I am using Linux and there is a custom function of which returns an ASCII int
of current key sort of like getch()
. When trying to get used to it and how to store the password I came into an issue, my code is as follows:
int main() {
int c;
char pass[20] = "";
printf("Enter password: ");
while(c != (int)'\n') {
c = mygetch();
strcat(pass, (char)c);
printf("*");
}
printf("\nPass: %s\n", pass);
return 0;
}
Unfortunately I get the warning from GCC:
pass.c:26: warning: passing argument 2 of ‘strcat’ makes pointer from integer without a cast
/usr/include/string.h:136: note: expected ‘const char * __restrict__’ but argument is of type ‘char’
I tried using pointers instead of a char array for pass, but the second I type a letter it segfaults. The function works on its own but not in the loop, atleast not like getch() would on a Windows system.
What can you see is wrong with my example? I am enjoying learning this.

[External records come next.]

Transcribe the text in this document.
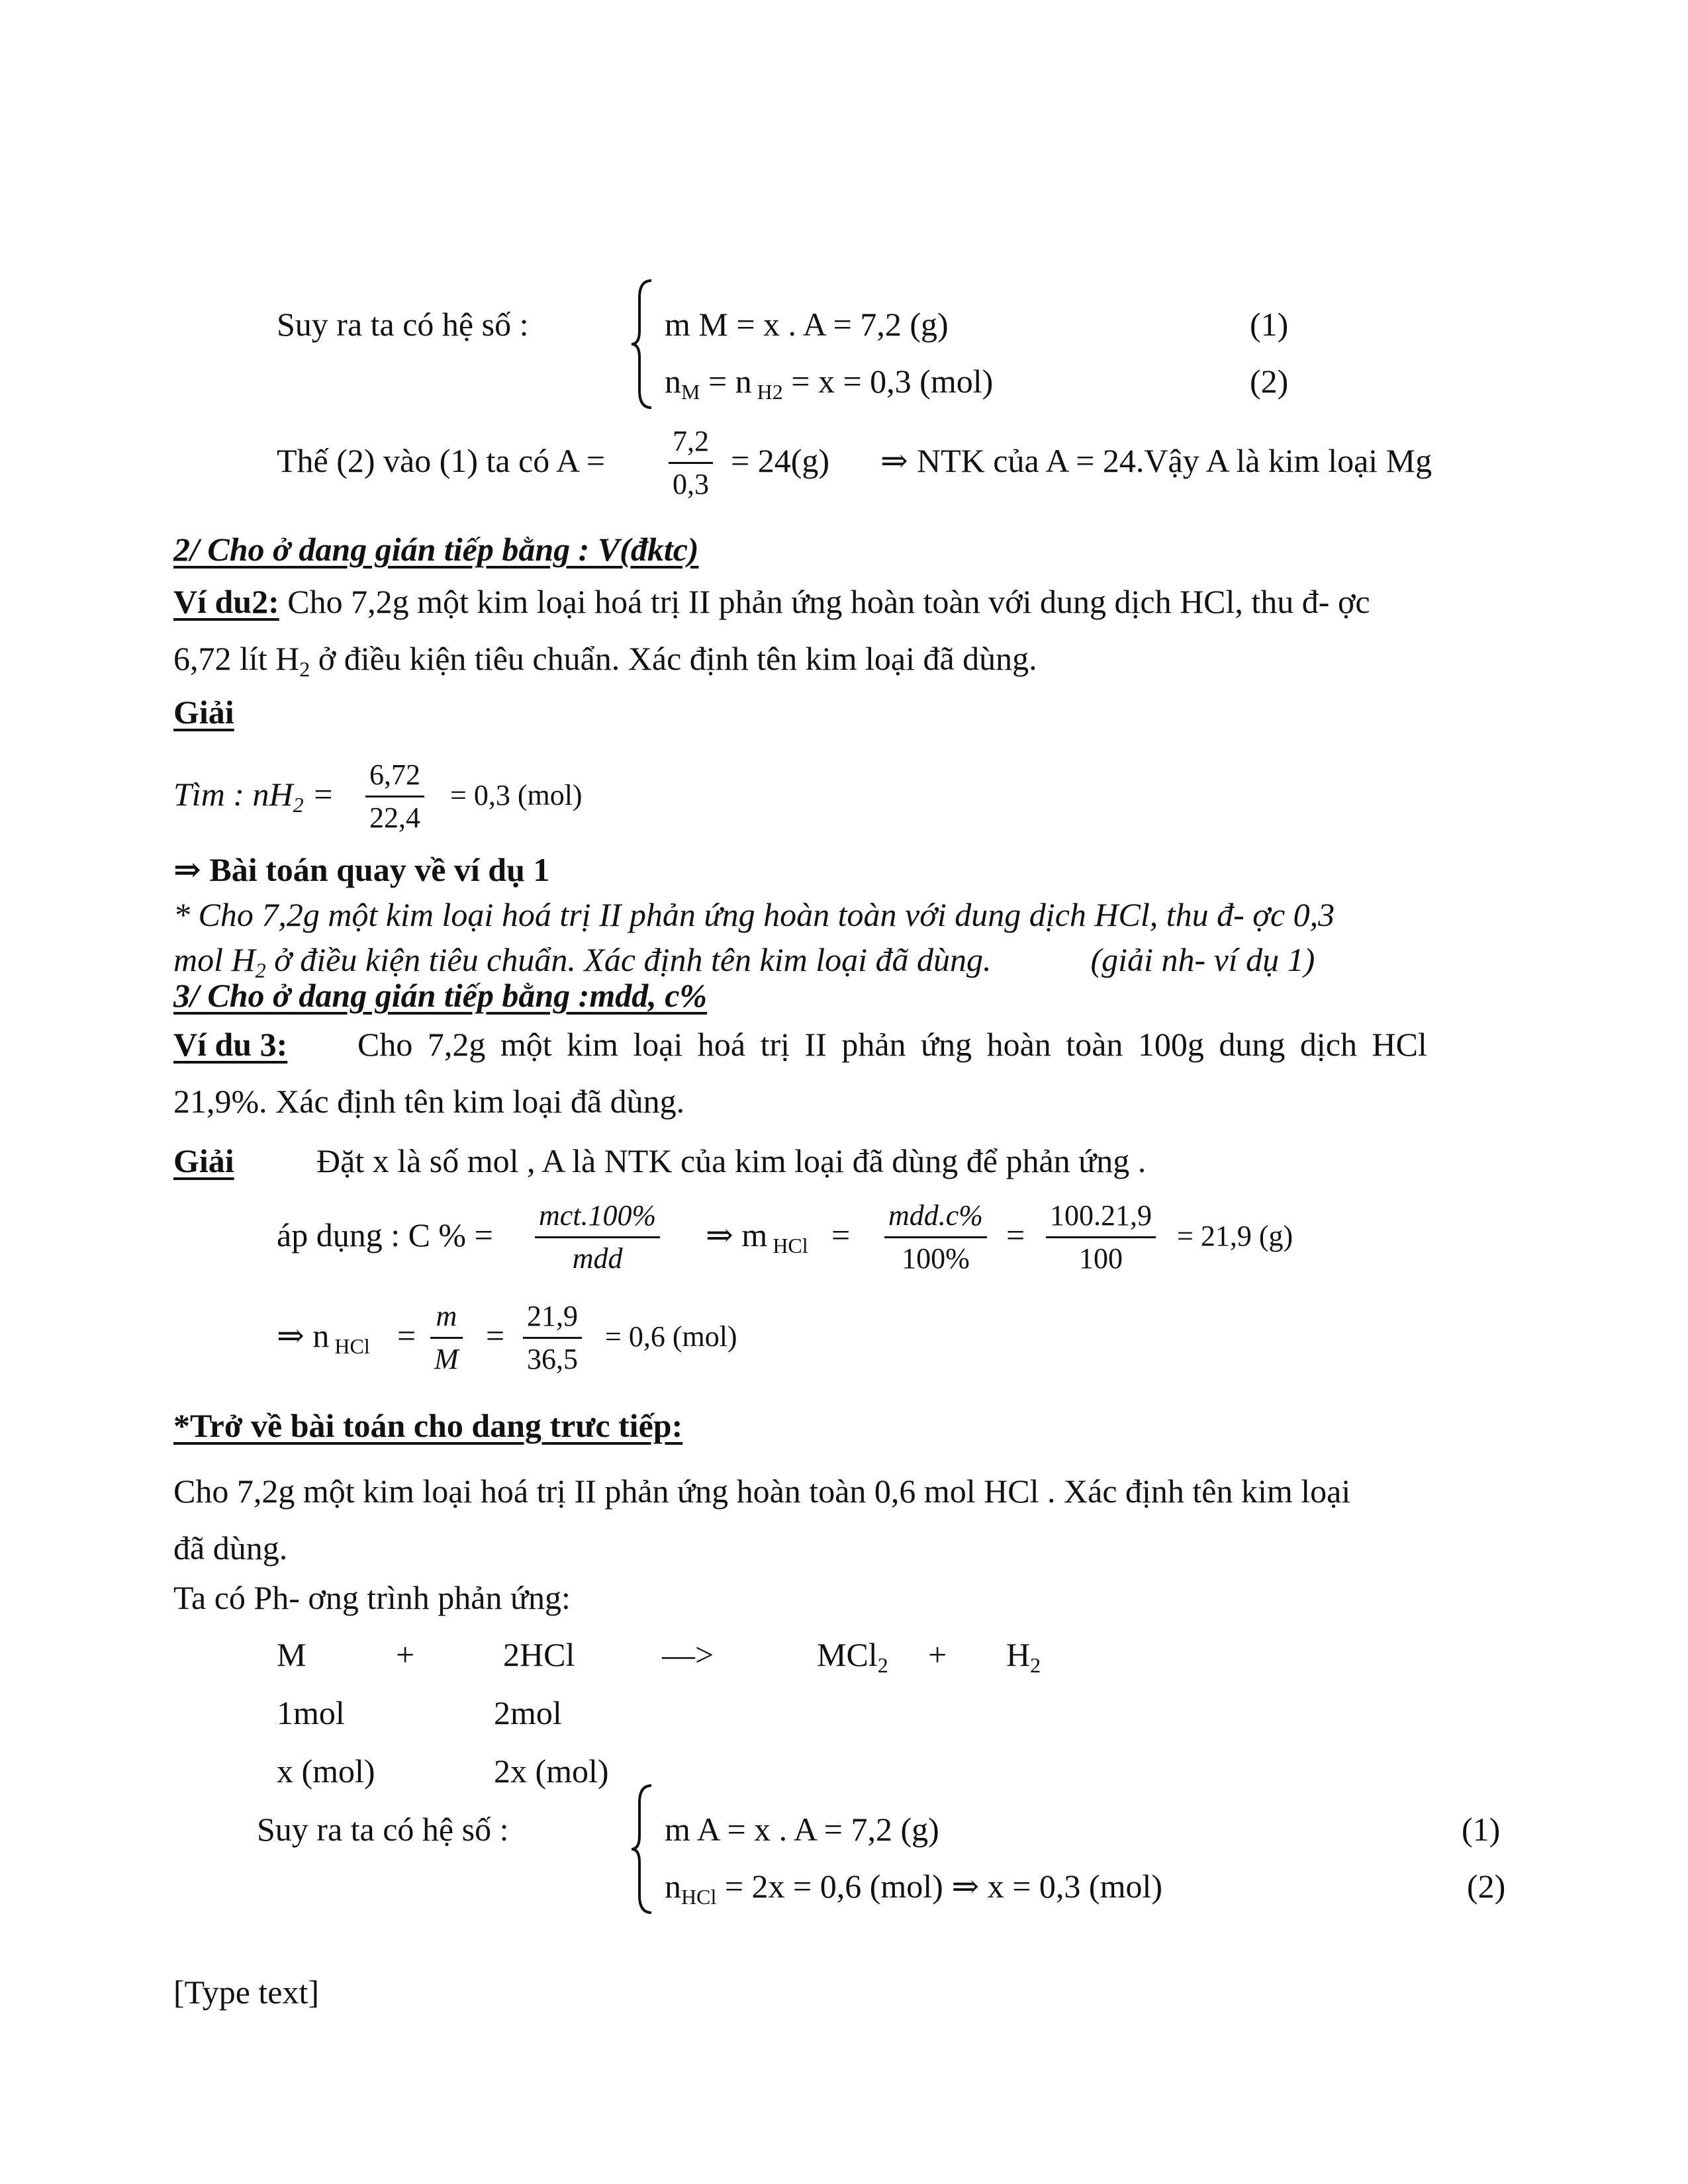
Suy ra ta có hệ số :	m M = x . A = 7,2 (g)	(1)
$n_M = n$ $_{H2}$ = x = 0,3 (mol)	(2)
Thế (2) vào (1) ta có $A = \frac{7,2}{0,3} = 24(g)$ ⇒ NTK của A = 24.Vậy A là kim loại Mg
2/ Cho ở dang gián tiếp bằng : V(đktc)
Ví du2: Cho 7,2g một kim loại hoá trị II phản ứng hoàn toàn với dung dịch HCl, thu đ- ợc
6,72 lít $H_2$ ở điều kiện tiêu chuẩn. Xác định tên kim loại đã dùng.
Giải
Tìm : $nH_2 = \frac{6,72}{22,4} = 0,3$ (mol)
⇒ Bài toán quay về ví dụ 1
* Cho 7,2g một kim loại hoá trị II phản ứng hoàn toàn với dung dịch HCl, thu đ- ợc 0,3
mol $H_2$ ở điều kiện tiêu chuẩn. Xác định tên kim loại đã dùng.	(giải nh- ví dụ 1)
3/ Cho ở dang gián tiếp bằng :mdd, c%
Ví du 3: Cho 7,2g một kim loại hoá trị II phản ứng hoàn toàn 100g dung dịch HCl
21,9%. Xác định tên kim loại đã dùng.
Giải Đặt x là số mol , A là NTK của kim loại đã dùng để phản ứng .
áp dụng : C % =
mct.100%
mdd
⇒ m $_{HCl}$ =
mdd.c%
100%
= $\frac{100.21,9}{100} = 21,9$ (g)
⇒ n $_{HCl} = \frac{m}{M} = \frac{21,9}{36,5} = 0,6$ (mol)
*Trở về bài toán cho dang trưc tiếp:
Cho 7,2g một kim loại hoá trị II phản ứng hoàn toàn 0,6 mol HCl . Xác định tên kim loại
đã dùng.
Ta có Ph- ơng trình phản ứng:
M	+	2HCl	—>	$MCl_2 + H_2$
1mol	2mol
x (mol)	2x (mol)
Suy ra ta có hệ số :	m A = x . A = 7,2 (g)	(1)
$n_{HCl} = 2x = 0,6$ (mol) ⇒ x = 0,3 (mol)	(2)
[Type text]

EDIT: Thanks to the answers I came up with the following silly code:
int c;
int i = 0;
char pass[PASS_SIZE] = "";
printf("Enter password: ");
while(c != LINEFEED && strlen(pass) != (PASS_SIZE - 1)) {
c = mygetch();
if(c == BACKSPACE) {
//ensure cannot backspace past prompt
if(i != 0) {
//simulate backspace by replacing with space
printf("\b \b");
//get rid of last character
pass[i-1] = 0; i--;
}
} else {
//passed a character
pass[i] = (char)c; i++;
printf("*");
}
}
pass[i] = '\0';
printf("\nPass: %s\n", pass);
The problem is that strcat
expects a char *
as its second argument (it concatenates two strings). You don't have two strings, you have one string and one char
.
If you want to add c
to the end of pass
, just keep an int i
that stores the current size of pass
and then do something like
pass[i] = (char) c
.
Make sure to null-terminate pass
when you are done (by setting the last position to 0).